Characterisation of chelator-resistant mutants of Escherichia coli and Staphylococcus aureus: impacts on metal and cell wall homeostasis

Abstract

The necessity of metals for bacterial growth and metabolism has been harnessed in mammalian nutritional immunity to combat invading pathogens. Chelators are metal sequestering agents that have antibacterial properties that resemble those employed by the immune system, and may provide an alternative strategy to counteract increasingly drug-resistant microbes. Despite their widespread applications in industry and medicine, the antibacterial mode of action of chelators is poorly understood. Bacterial adaptation to environmental conditions lacking selected metals is also an underexplored subject area. This thesis addresses these shortcomings by characterising mutants of Escherichia coli and Staphylococcus aureus previously isolated in the presence of two chelators with therapeutic potential, ethylenediaminetetraacetic acid (EDTA) and diethylenetriamine pentamethylene phosphonic acid (DTPMP).
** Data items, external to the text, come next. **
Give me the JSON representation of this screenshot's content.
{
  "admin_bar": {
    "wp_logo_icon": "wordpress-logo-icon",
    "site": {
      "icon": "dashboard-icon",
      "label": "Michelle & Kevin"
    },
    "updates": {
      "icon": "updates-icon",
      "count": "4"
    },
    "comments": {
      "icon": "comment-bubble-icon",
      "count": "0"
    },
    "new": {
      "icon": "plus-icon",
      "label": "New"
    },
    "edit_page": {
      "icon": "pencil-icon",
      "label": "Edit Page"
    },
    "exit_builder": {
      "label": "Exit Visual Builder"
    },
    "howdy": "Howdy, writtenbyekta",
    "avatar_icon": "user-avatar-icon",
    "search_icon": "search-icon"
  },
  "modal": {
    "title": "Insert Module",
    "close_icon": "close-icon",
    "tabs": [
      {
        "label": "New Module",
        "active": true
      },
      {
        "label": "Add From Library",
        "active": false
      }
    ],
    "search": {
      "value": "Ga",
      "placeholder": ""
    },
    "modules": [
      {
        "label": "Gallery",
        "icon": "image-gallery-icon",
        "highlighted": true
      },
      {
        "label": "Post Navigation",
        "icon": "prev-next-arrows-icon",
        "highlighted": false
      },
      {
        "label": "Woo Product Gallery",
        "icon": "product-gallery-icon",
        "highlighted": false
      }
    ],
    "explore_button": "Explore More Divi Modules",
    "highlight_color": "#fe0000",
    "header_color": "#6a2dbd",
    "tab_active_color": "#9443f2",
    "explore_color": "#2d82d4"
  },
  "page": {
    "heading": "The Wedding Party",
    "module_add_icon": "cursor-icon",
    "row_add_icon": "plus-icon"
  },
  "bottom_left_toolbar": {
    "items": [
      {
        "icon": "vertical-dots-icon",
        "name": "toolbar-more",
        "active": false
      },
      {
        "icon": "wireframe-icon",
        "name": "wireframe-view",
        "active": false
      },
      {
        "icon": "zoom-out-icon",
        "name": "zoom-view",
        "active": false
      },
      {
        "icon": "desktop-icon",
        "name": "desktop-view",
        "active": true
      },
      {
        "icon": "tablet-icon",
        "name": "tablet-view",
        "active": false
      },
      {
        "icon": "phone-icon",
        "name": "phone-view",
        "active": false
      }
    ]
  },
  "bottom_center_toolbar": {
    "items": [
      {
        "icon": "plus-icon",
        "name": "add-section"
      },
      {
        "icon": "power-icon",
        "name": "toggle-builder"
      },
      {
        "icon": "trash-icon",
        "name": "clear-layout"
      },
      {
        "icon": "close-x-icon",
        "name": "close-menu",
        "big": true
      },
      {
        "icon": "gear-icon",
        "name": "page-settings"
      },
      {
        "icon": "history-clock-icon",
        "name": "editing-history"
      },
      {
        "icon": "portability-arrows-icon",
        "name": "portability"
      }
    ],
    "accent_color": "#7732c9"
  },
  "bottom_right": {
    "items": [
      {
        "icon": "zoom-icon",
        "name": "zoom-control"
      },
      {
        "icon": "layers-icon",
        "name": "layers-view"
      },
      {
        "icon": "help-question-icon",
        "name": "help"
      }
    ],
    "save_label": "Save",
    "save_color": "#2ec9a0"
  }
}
The chelators differed in their impact on manganese, iron, and zinc in E. coli, but behaved similarly in S. aureus by restricting manganese. Resistance to EDTA in E. coli was achieved by overproduction of YeiR, a zinc-dependent metallochaperone. Contrastingly, in S. aureus gene mutations linked to cell wall metabolism and teichoic acid modification, affecting penicillin-binding protein 2 (PBP2), or eliminating FmtA or VraF activity, were found to be critical for chelator resistance. The mutants were found to possess thicker cell walls and an increased net negative surface charge due to alterations in teichoic acid D-alanine levels. Phenotypic and cellular metal analyses revealed that loss of FmtA or VraF promotes calcium accumulation, and this protects against loss of manganese to counteract the antibacterial activity of both chelators. Collectively, these studies expand our understanding of the mode of action of chelators against E. coli and S. aureus, and reveal the importance of the cell wall for metal homeostasis in Gram-positive bacteria.